Читать книгу Feather Boy онлайн | страница 9

“Sorry,” I say as we pass like a substituted football players at the edge of the pitch.

“You’re joking,” she says.

A moment later I’m face to face with Ram-Rod. Close to, she looks surprisingly frail. Her body so thin and bloodless, she must, I think, be sitting upright by force of will alone.

“I’m Robert,” I say, extending a polite hand.

“Edith,” she replies, ignoring the hand. “Edith Sorrel.”

My arm drops uselessly and me with it. I’m back on the floor.

Then, like the cavalry, the tea trolley arrives. It comes with clink and clatter and shout and “Thank God” from Albert. Catherine, obviously taken aback that tea can be so early, suggests we all use the time to get “better acquainted”. We know what this means because Liz Finch briefed us on the bus.

“Remember your Elder may be deaf,” she said. “Just ask short, simple questions. Do you have children? Grandchildren? A husband/wife? What job did you use to do? And speak up.”

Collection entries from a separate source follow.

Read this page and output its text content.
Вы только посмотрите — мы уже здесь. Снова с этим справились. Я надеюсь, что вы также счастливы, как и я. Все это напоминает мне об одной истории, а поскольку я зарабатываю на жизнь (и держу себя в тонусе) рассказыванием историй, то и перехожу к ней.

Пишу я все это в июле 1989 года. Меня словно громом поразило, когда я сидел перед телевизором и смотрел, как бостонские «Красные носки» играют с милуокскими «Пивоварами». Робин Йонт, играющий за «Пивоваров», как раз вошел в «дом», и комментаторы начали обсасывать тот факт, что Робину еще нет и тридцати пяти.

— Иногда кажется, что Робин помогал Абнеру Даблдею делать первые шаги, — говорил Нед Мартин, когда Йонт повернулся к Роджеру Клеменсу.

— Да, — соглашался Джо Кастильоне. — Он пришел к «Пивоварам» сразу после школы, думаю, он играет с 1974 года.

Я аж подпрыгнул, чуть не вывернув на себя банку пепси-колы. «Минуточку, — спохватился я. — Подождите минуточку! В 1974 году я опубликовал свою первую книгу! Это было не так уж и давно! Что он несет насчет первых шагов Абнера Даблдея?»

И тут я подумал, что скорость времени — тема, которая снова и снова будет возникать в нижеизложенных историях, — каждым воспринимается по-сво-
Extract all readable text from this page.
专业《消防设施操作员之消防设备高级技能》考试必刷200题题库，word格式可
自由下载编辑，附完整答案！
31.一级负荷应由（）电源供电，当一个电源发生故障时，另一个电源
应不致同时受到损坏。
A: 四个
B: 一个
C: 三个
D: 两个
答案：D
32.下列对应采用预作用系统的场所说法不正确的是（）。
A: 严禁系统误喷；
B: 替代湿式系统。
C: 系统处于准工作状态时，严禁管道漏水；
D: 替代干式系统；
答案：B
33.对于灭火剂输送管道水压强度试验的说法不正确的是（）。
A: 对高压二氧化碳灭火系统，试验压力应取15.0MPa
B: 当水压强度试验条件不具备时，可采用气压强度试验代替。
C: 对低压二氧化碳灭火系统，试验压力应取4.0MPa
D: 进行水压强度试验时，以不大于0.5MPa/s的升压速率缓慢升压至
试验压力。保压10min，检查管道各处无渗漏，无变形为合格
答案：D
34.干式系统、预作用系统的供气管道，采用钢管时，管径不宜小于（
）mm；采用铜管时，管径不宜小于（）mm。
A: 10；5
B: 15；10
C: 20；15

“Do you have children?” I ask Edith Sorrel.

“No.”

I pause, leave a gap. This the art of conversation, you know. You say something. They say something. You say something.

Edith says nothing.

“A husband?” I enquire hopefully.

“No.”

Another pause. Longer this time. I watch the trolley coming, so very slowly round towards us.

“Looking forward to tea?”

“No.”

The trolley passes us. The staff obviously know that Edith does not take tea, she does not take biscuits. The biscuits are those oblong ones which say “Nice” on them and are covered in sugar. I watch them go Weasel’s way.

“Did you have a job?”

Behind me I can hear Kate’s Albert. He had a job. He worked “in sawmills” and then “on the building”, he got paid sixpence a day.

“How much is sixpence?” asks Kate.

“Eh?” says Albert.

“Sixpence – how much was it worth?”

“Three loaves of bread, that’s what sixpence were.”

“No,” says Edith Sorrel. “I did not have a job. Young women were not encouraged to have jobs.”

And then I think she’s not really trying and it’s not fair and anyhow I’m cross about the biscuits, so I say: “Any special reason why you didn’t want a girl?”